Ils réfléchissent maintenant à une deuxième édition, selon le temps dont ils disposeront.
La recyclerie
Pour le Tour du Coin, ils ont construit eux-mêmes leur stand itinérant. Celui-ci comprenait tout le matériel pour les ateliers ainsi que des assises et un espace de convivialité qu'ils pouvaient plier et ranger dans le fourgon, 100% réalisé à partir de matériaux recyclés.
Ils travaillent régulièrement avec une recyclerie avec qui ils partagent des bureaux.
Pour eux, l'objectif du réemploi n’est pas d'effacer l'histoire des matériaux, mais de la valoriser en l’intégrant totalement dans leur construction, en conservant par exemple diverses textures, couleurs, et en assumant la diversité d’aspect.
Objectifs pour 2024 et perspectives
Pour cette année 2024, Alexandra, Brendan et Alice veulent avant tout continuer sur leur lancée et consolider leur pratique.
En termes d'actualités et de prochains projets, ils devraient travailler dans un QPV de la ville de Brest. Avec la réserve des matériaux, ils envisagent de réfléchir à de nouvelles pistes d'application. Ils réfléchissent notamment à faire des objets.
D’autres rencontres devraient venir enrichir leurs projets...
Des conseils pour les futurs designers
Aux jeunes designers, Alexandra, Brendan et Alice conseillent de travailler en collectif, pour aller plus loin et se répartir les tâches, sans pour autant se limiter à des cases. Néanmoins, ils admettent qu’il faut parfois accepter de ne pas tout faire à trois pour aller plus vite.

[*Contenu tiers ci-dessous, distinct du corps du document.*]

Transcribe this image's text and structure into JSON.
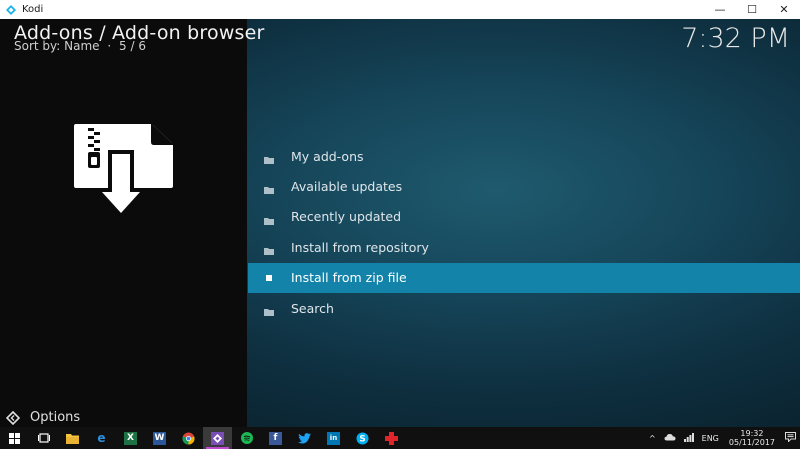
{
  "window": {
    "title": "Kodi",
    "controls": [
      "minimize-icon",
      "maximize-icon",
      "close-icon"
    ],
    "minimize_glyph": "—",
    "maximize_glyph": "☐",
    "close_glyph": "✕"
  },
  "header": {
    "title": "Add-ons / Add-on browser",
    "sort_label": "Sort by: Name",
    "separator": "·",
    "position": "5 / 6",
    "clock": "7:32 PM"
  },
  "preview_icon": "zip-install-icon",
  "menu": {
    "items": [
      {
        "label": "My add-ons",
        "icon": "folder-icon",
        "selected": false
      },
      {
        "label": "Available updates",
        "icon": "folder-icon",
        "selected": false
      },
      {
        "label": "Recently updated",
        "icon": "folder-icon",
        "selected": false
      },
      {
        "label": "Install from repository",
        "icon": "folder-icon",
        "selected": false
      },
      {
        "label": "Install from zip file",
        "icon": "square-bullet-icon",
        "selected": true
      },
      {
        "label": "Search",
        "icon": "folder-icon",
        "selected": false
      }
    ]
  },
  "options": {
    "label": "Options",
    "icon": "options-arrow-icon"
  },
  "taskbar": {
    "apps": [
      {
        "name": "start-icon",
        "active": false
      },
      {
        "name": "task-view-icon",
        "active": false
      },
      {
        "name": "file-explorer-icon",
        "active": false
      },
      {
        "name": "edge-icon",
        "active": false
      },
      {
        "name": "excel-icon",
        "active": false
      },
      {
        "name": "word-icon",
        "active": false
      },
      {
        "name": "chrome-icon",
        "active": false
      },
      {
        "name": "kodi-taskbar-icon",
        "active": true
      },
      {
        "name": "spotify-icon",
        "active": false
      },
      {
        "name": "facebook-icon",
        "active": false
      },
      {
        "name": "twitter-icon",
        "active": false
      },
      {
        "name": "linkedin-icon",
        "active": false
      },
      {
        "name": "skype-icon",
        "active": false
      },
      {
        "name": "red-app-icon",
        "active": false
      }
    ],
    "tray": {
      "chevron": "^",
      "language": "ENG",
      "time": "19:32",
      "date": "05/11/2017"
    }
  },
  "colors": {
    "selected_row": "#1383a9",
    "left_panel": "#0b0b0b",
    "taskbar": "#101010",
    "active_app_accent": "#c04ad0"
  }
}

Un autre conseil serait de ne pas hésiter à se faire accompagner, dans leur cas par un incubateur. Les réponses qu’ils y ont trouvées, aussi bien sur les questions administratives que juridiques, économiques ou sur la communication ont été vraiment bénéfiques. L'incubateur a particulièrement fait la différence pour eux, et ils y ont également trouvé des partenaires. Aussi, ils affirment que les rencontres avec les porteurs de projets qui ne sont pas du même domaine sont également très enrichissantes.